Unfortunately the PC industry seems so keen on shaving every last penny
off the price of systems no matter what the true cost to the user ends
up being. Of course this likely means that even if your memory
subsystem is 100% reliable there's still a good chance that errors will
be introduced either on the bus or even within the CPU.
Even worse there's at least one analysis I read recently that suggested
modern DRAMs are have much higher error rates when they are accessed
(read and write) more often. This seems to be supported in the field by
folks who say that they have fewer problems with modern operating
systems (like "NT" and even "Linux" ;-) when they use ECC because these
modern systems are more susceptible to memory errors. It's not just
Sure I know of PC based systems that have run reliably for great lengths
of time, even under significant load (eg. a 486-based http, mail, ftp,
etc. server that had an uptime of over 800 days w/NetBSD). The risk of
someone getting a wrong byte in an e-mail message or web page, or even
an ftp'ed file, is of course much higher and far less noticable than
that of a critical OS data structure being corrupted, and that may be
why many people never "notice" any errors even on long running systems
that use very stable software, but I'd bet they certainly would if they
had reports from their ECC protection circuits.
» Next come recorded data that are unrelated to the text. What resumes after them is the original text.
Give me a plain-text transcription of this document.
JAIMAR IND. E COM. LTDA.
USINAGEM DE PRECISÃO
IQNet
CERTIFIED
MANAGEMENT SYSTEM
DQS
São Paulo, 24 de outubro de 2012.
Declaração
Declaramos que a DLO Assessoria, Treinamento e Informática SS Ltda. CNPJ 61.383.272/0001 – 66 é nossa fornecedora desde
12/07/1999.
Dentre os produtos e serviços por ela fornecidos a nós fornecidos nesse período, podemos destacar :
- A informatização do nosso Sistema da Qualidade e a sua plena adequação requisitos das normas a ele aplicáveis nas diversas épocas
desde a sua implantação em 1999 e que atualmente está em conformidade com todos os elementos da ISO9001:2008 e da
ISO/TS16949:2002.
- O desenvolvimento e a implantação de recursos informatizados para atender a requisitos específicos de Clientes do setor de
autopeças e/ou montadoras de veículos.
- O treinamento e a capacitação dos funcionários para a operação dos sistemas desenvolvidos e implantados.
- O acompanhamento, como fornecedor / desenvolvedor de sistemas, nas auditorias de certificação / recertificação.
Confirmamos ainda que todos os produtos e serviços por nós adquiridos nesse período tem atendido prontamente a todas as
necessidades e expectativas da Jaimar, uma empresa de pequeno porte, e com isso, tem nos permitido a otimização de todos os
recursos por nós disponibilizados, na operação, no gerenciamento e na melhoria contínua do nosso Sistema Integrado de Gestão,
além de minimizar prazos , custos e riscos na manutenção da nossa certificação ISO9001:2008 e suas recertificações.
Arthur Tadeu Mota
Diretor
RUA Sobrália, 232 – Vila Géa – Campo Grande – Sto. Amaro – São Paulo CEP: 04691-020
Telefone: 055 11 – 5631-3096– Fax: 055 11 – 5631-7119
I'm not suggesting that we be so pedantic as to calculate every move
three times over like NASA does when the lives of astronauts are at
stake, but since we do know that DRAMs are by their very nature unstable
and error prone, and since we do have the technology to detect the most
common form of error they suffer, and even to correct most of them, why
wouldn't we use it even if it costs a few dollars more?????